Wow that was a great video. I need to share it with my father, he would love it. A great demonstration of how effective a slingshot can be.


----------



## mrtom (Apr 7, 2013)

Also top shooting mate


----------



## Gote Rider (May 16, 2010)

This is a very good video with some outstanding shooting. Keep them coming.


----------



## Nicholson (Sep 25, 2012)

That was a really good video, thanx! That's motivating me to go back out


----------



## erniepc1 (Jun 7, 2014)

Fine shooting.


----------



## oldmiser (Jan 22, 2014)

sweet shooting video of your skills...awesome my friend...some day I hope to be half that good~AKAOldmiser


----------



## Randysavage (Aug 4, 2014)

I saw a rabbit on the side of the road today and it crossed my mind to take it out the window haha. I even had a slingshot with me but I do not know how that would go over in the states


----------



## Aefr (Jul 20, 2014)

Cool vid, nice shooting.
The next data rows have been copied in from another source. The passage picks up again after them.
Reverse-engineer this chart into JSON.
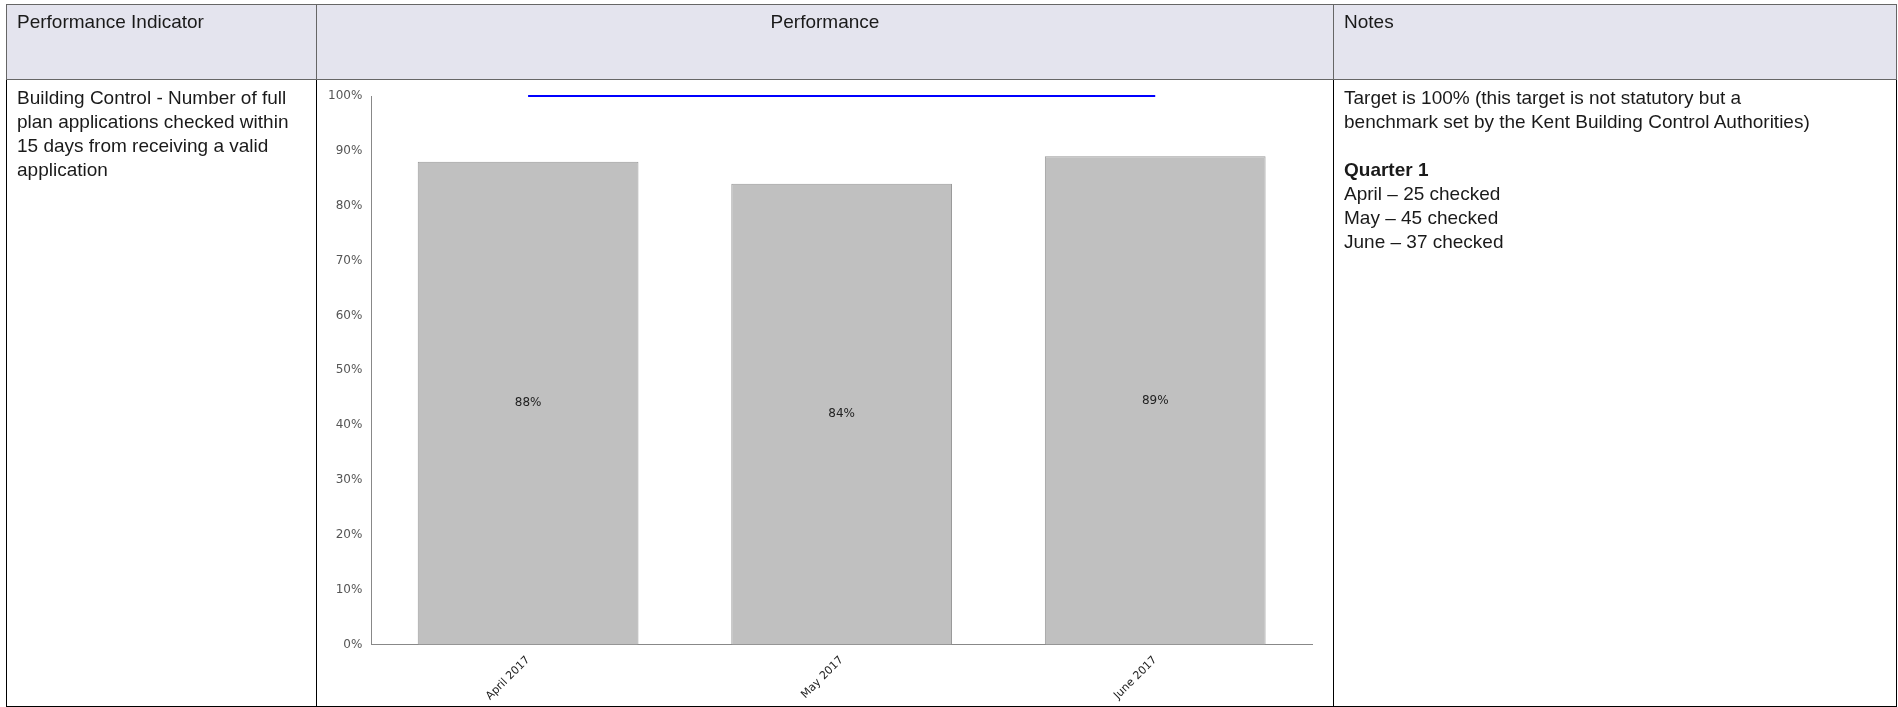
{
  "chart_data": {
    "type": "bar",
    "title": "Performance",
    "categories": [
      "April 2017",
      "May 2017",
      "June 2017"
    ],
    "values": [
      88,
      84,
      89
    ],
    "color": "#c0c0c0",
    "value_labels": [
      "88%",
      "84%",
      "89%"
    ],
    "ylim": [
      0,
      100
    ],
    "yticks": [
      {
        "value": 0,
        "label": "0%"
      },
      {
        "value": 10,
        "label": "10%"
      },
      {
        "value": 20,
        "label": "20%"
      },
      {
        "value": 30,
        "label": "30%"
      },
      {
        "value": 40,
        "label": "40%"
      },
      {
        "value": 50,
        "label": "50%"
      },
      {
        "value": 60,
        "label": "60%"
      },
      {
        "value": 70,
        "label": "70%"
      },
      {
        "value": 80,
        "label": "80%"
      },
      {
        "value": 90,
        "label": "90%"
      },
      {
        "value": 100,
        "label": "100%"
      }
    ],
    "ref_lines": [
      {
        "axis": "y",
        "value": 100,
        "color": "#0000ff"
      }
    ],
    "grid": false,
    "legend": false,
    "annotations": [
      "Performance Indicator",
      "Building Control - Number of full plan applications checked within 15 days from receiving a valid application",
      "Notes",
      "Target is 100% (this target is not statutory but a benchmark set by the Kent Building Control Authorities)",
      "Quarter 1",
      "April – 25 checked",
      "May – 45 checked",
      "June – 37 checked"
    ]
  }
}
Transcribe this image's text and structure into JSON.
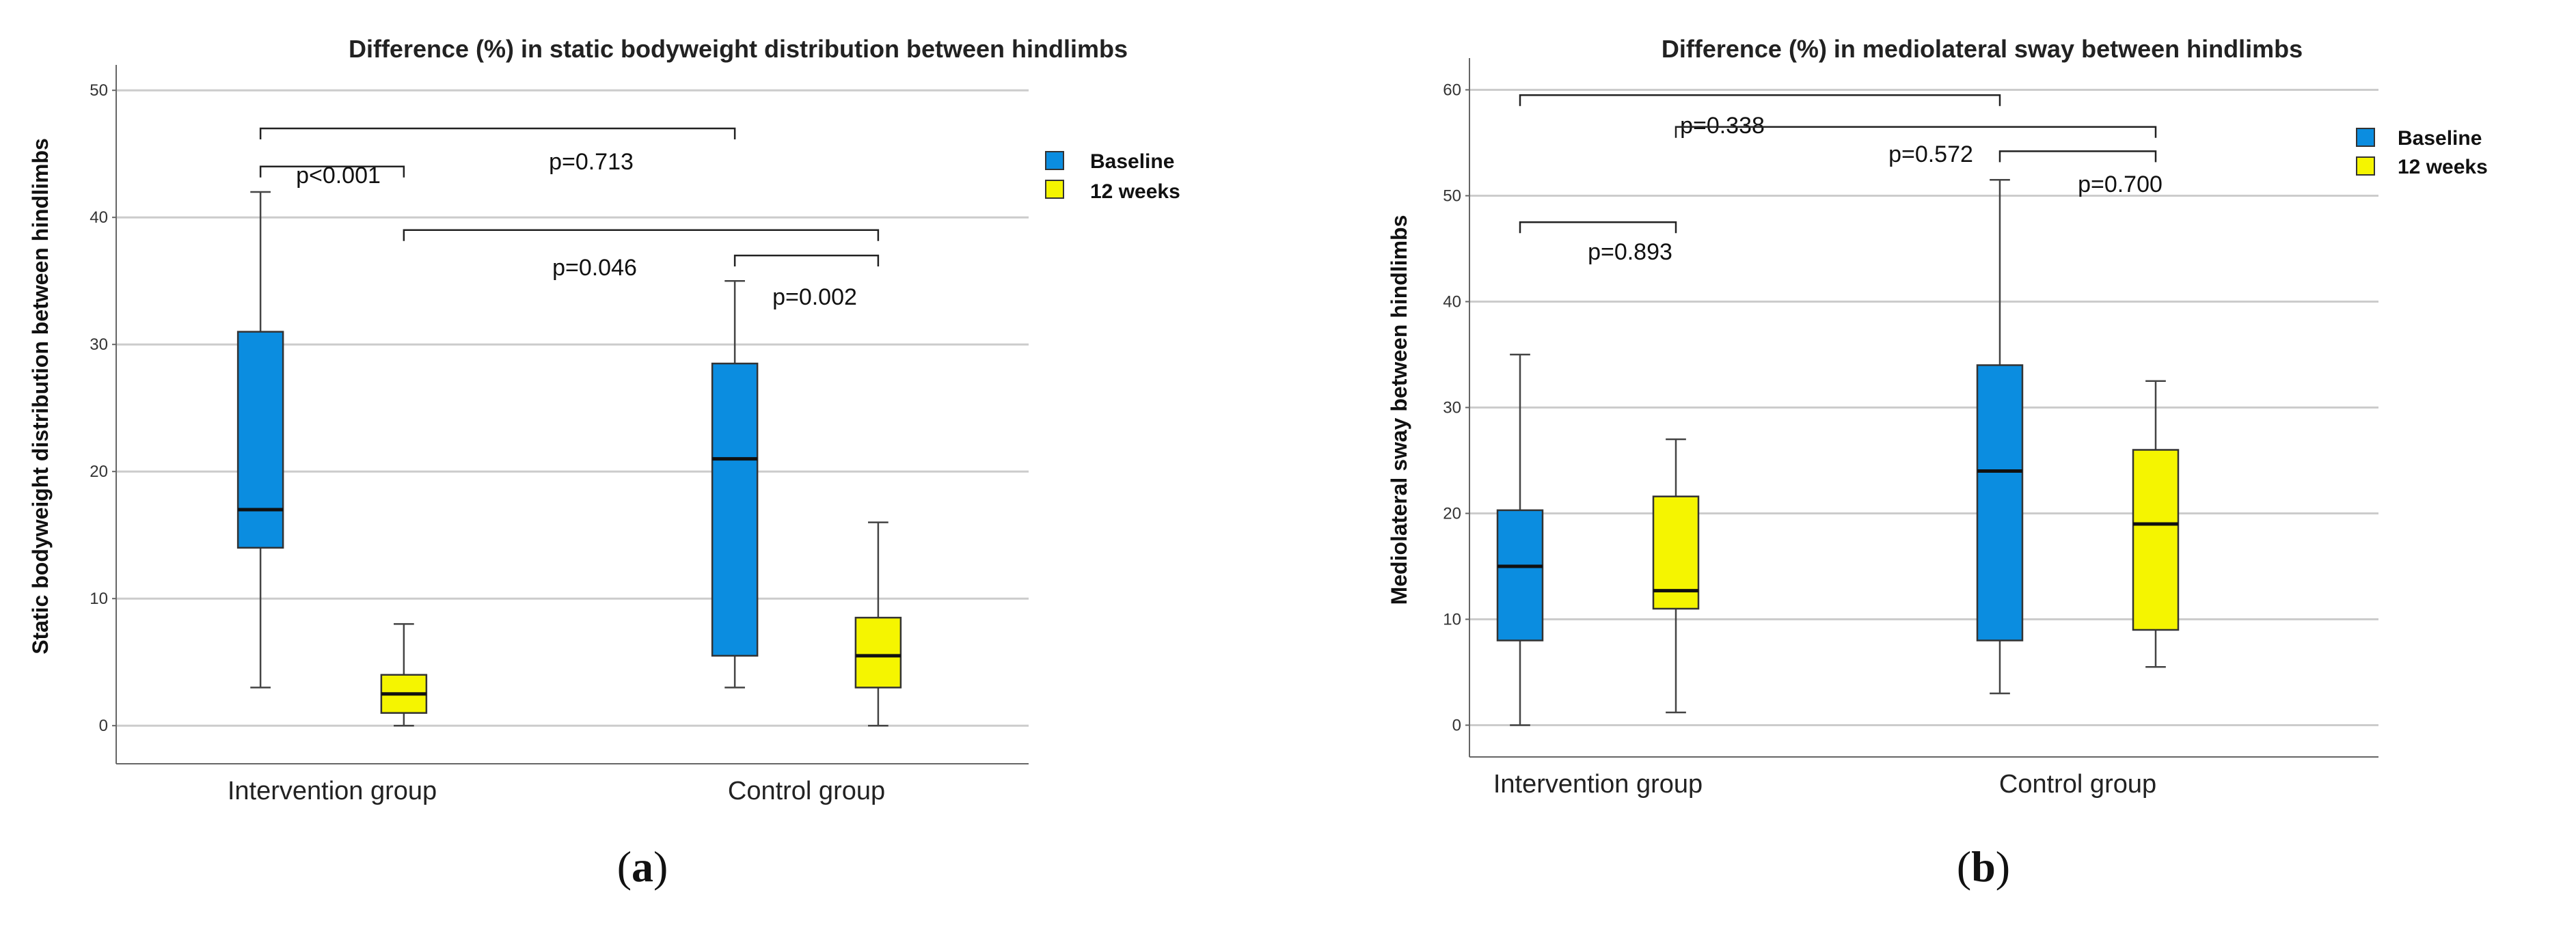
{
  "colors": {
    "baseline": "#0b8de0",
    "weeks12": "#f5f500",
    "grid": "#cccccc",
    "axis": "#666666"
  },
  "chart_data": [
    {
      "id": "a",
      "type": "box",
      "caption_letter": "a",
      "title": "Difference (%) in static bodyweight distribution between hindlimbs",
      "xlabel": "",
      "ylabel": "Static bodyweight distribution between hindlimbs",
      "ylim": [
        -3,
        52
      ],
      "yticks": [
        0,
        10,
        20,
        30,
        40,
        50
      ],
      "categories": [
        "Intervention group",
        "Control group"
      ],
      "legend": [
        "Baseline",
        "12 weeks"
      ],
      "series": [
        {
          "name": "Baseline",
          "boxes": [
            {
              "whisker_low": 3,
              "q1": 14,
              "median": 17,
              "q3": 31,
              "whisker_high": 42
            },
            {
              "whisker_low": 3,
              "q1": 5.5,
              "median": 21,
              "q3": 28.5,
              "whisker_high": 35
            }
          ]
        },
        {
          "name": "12 weeks",
          "boxes": [
            {
              "whisker_low": 0,
              "q1": 1,
              "median": 2.5,
              "q3": 4,
              "whisker_high": 8
            },
            {
              "whisker_low": 0,
              "q1": 3,
              "median": 5.5,
              "q3": 8.5,
              "whisker_high": 16
            }
          ]
        }
      ],
      "annotations": [
        {
          "label": "p<0.001",
          "from": [
            0,
            0
          ],
          "to": [
            0,
            1
          ],
          "y": 44
        },
        {
          "label": "p=0.713",
          "from": [
            0,
            0
          ],
          "to": [
            1,
            0
          ],
          "y": 47
        },
        {
          "label": "p=0.046",
          "from": [
            0,
            1
          ],
          "to": [
            1,
            1
          ],
          "y": 39
        },
        {
          "label": "p=0.002",
          "from": [
            1,
            0
          ],
          "to": [
            1,
            1
          ],
          "y": 37
        }
      ]
    },
    {
      "id": "b",
      "type": "box",
      "caption_letter": "b",
      "title": "Difference (%) in mediolateral sway between hindlimbs",
      "xlabel": "",
      "ylabel": "Mediolateral sway between hindlimbs",
      "ylim": [
        -3,
        63
      ],
      "yticks": [
        0,
        10,
        20,
        30,
        40,
        50,
        60
      ],
      "categories": [
        "Intervention group",
        "Control group"
      ],
      "legend": [
        "Baseline",
        "12 weeks"
      ],
      "series": [
        {
          "name": "Baseline",
          "boxes": [
            {
              "whisker_low": 0,
              "q1": 8,
              "median": 15,
              "q3": 20.3,
              "whisker_high": 35
            },
            {
              "whisker_low": 3,
              "q1": 8,
              "median": 24,
              "q3": 34,
              "whisker_high": 51.5
            }
          ]
        },
        {
          "name": "12 weeks",
          "boxes": [
            {
              "whisker_low": 1.2,
              "q1": 11,
              "median": 12.7,
              "q3": 21.6,
              "whisker_high": 27
            },
            {
              "whisker_low": 5.5,
              "q1": 9,
              "median": 19,
              "q3": 26,
              "whisker_high": 32.5
            }
          ]
        }
      ],
      "annotations": [
        {
          "label": "p=0.893",
          "from": [
            0,
            0
          ],
          "to": [
            0,
            1
          ],
          "y": 47.5
        },
        {
          "label": "p=0.338",
          "from": [
            0,
            0
          ],
          "to": [
            1,
            0
          ],
          "y": 59.5
        },
        {
          "label": "p=0.572",
          "from": [
            0,
            1
          ],
          "to": [
            1,
            1
          ],
          "y": 56.5
        },
        {
          "label": "p=0.700",
          "from": [
            1,
            0
          ],
          "to": [
            1,
            1
          ],
          "y": 54.2
        }
      ]
    }
  ]
}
Thanks for sharing.


----------



## scheme-sport (May 6, 2014)

You should have done it Randy lold.


----------



## CanH8r (Dec 3, 2013)

Great vid! Pigeon out the car window on top of the light post was amazing... Cool pfs too.


----------



## scheme-sport (May 6, 2014)

I wonder who made that PFS??


----------



## aidy (May 15, 2014)

av got a belta pfs longers made it just need to learn to shoot it properly now atb aidy


----------